Preclinical models that can accurately predict outcomes in the clinic are much sought after in the field of cancer drug discovery and development. Existing models such as organoids and patient-derived xenografts have many advantages, but they suffer from the drawback of not contextually preserving human tumour architecture. Together with Marion MacFarlane from the MRC, we have pioneered an innovative patient-derived explant (PDE) platform that contextually preserves the tumour architecture necessary for drug testing and biomarker validation. The predictive power of PDEs has been extensively demonstrated, and incorporation of the spatial profiling of endpoint biomarkers using multi-immunofluorescence imaging uniquely allows responses within the tumour microenvironment to be monitored, including the efficacy of immunotherapies. This ground-breaking research has attracted considerable investment from translational, charity and commercial partners (CRUK-Therapeutic Discovery Laboratories, Pfizer, LifeArc, Breast Cancer Now, Hope Against Cancer). Underpinning the explant programme is a four-way agreement between the University of Leicester, MRC, LifeArc and CRUK-TDL.

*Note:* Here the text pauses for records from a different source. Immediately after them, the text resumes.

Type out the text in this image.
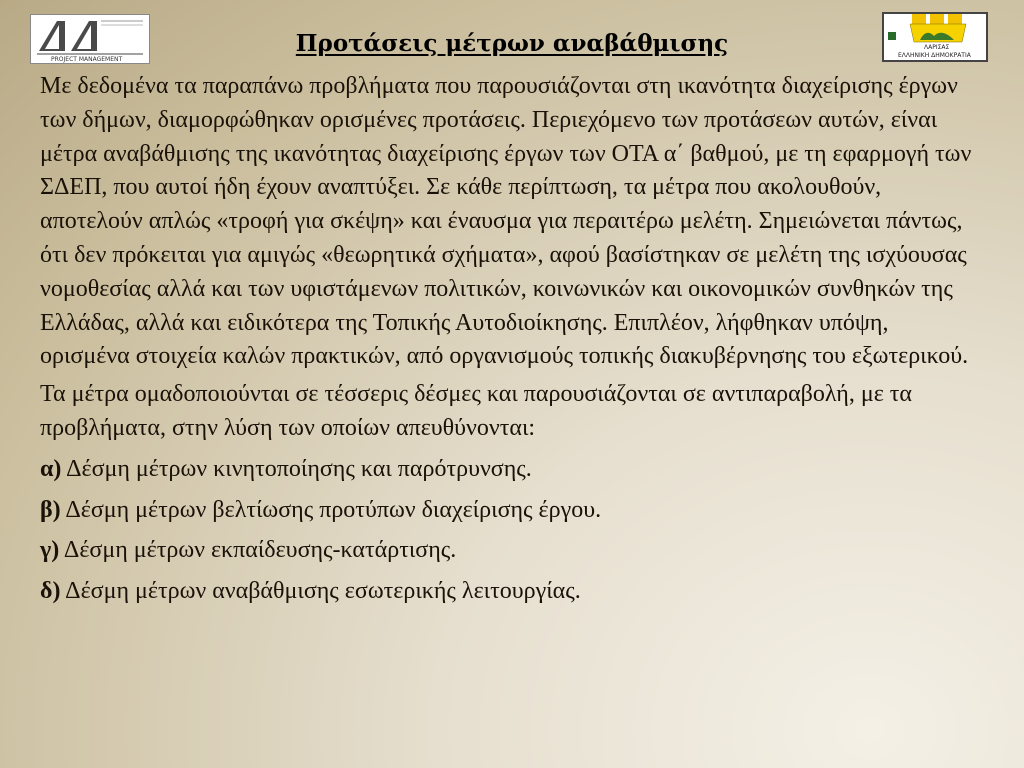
PROJECT MANAGEMENT
ΛΑΡΙΣΑΣ
ΕΛΛΗΝΙΚΗ ΔΗΜΟΚΡΑΤΙΑ
Προτάσεις μέτρων αναβάθμισης

Με δεδομένα τα παραπάνω προβλήματα που παρουσιάζονται στη ικανότητα διαχείρισης έργων των δήμων, διαμορφώθηκαν ορισμένες προτάσεις. Περιεχόμενο των προτάσεων αυτών, είναι μέτρα αναβάθμισης της ικανότητας διαχείρισης έργων των ΟΤΑ α΄ βαθμού, με τη εφαρμογή των ΣΔΕΠ, που αυτοί ήδη έχουν αναπτύξει. Σε κάθε περίπτωση, τα μέτρα που ακολουθούν, αποτελούν απλώς «τροφή για σκέψη» και έναυσμα για περαιτέρω μελέτη. Σημειώνεται πάντως, ότι δεν πρόκειται για αμιγώς «θεωρητικά σχήματα», αφού βασίστηκαν σε μελέτη της ισχύουσας νομοθεσίας αλλά και των υφιστάμενων πολιτικών, κοινωνικών και οικονομικών συνθηκών της Ελλάδας, αλλά και ειδικότερα της Τοπικής Αυτοδιοίκησης. Επιπλέον, λήφθηκαν υπόψη, ορισμένα στοιχεία καλών πρακτικών, από οργανισμούς τοπικής διακυβέρνησης του εξωτερικού.

Τα μέτρα ομαδοποιούνται σε τέσσερις δέσμες και παρουσιάζονται σε αντιπαραβολή, με τα προβλήματα, στην λύση των οποίων απευθύνονται:

α) Δέσμη μέτρων κινητοποίησης και παρότρυνσης.

β) Δέσμη μέτρων βελτίωσης προτύπων διαχείρισης έργου.

γ) Δέσμη μέτρων εκπαίδευσης-κατάρτισης.

δ) Δέσμη μέτρων αναβάθμισης εσωτερικής λειτουργίας.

Explants are a key platform for informing important go/no go decisions including:
- Drug responses of freshly resected tumour tissue to generate cell viability data
- Biomarker expression, pre- and post- drug treatment.
- Immune-cell phenotyping in PDEs to investigate drug effects on the immune system and tumour microenvironment
- Spatial analysis of multiple cell types.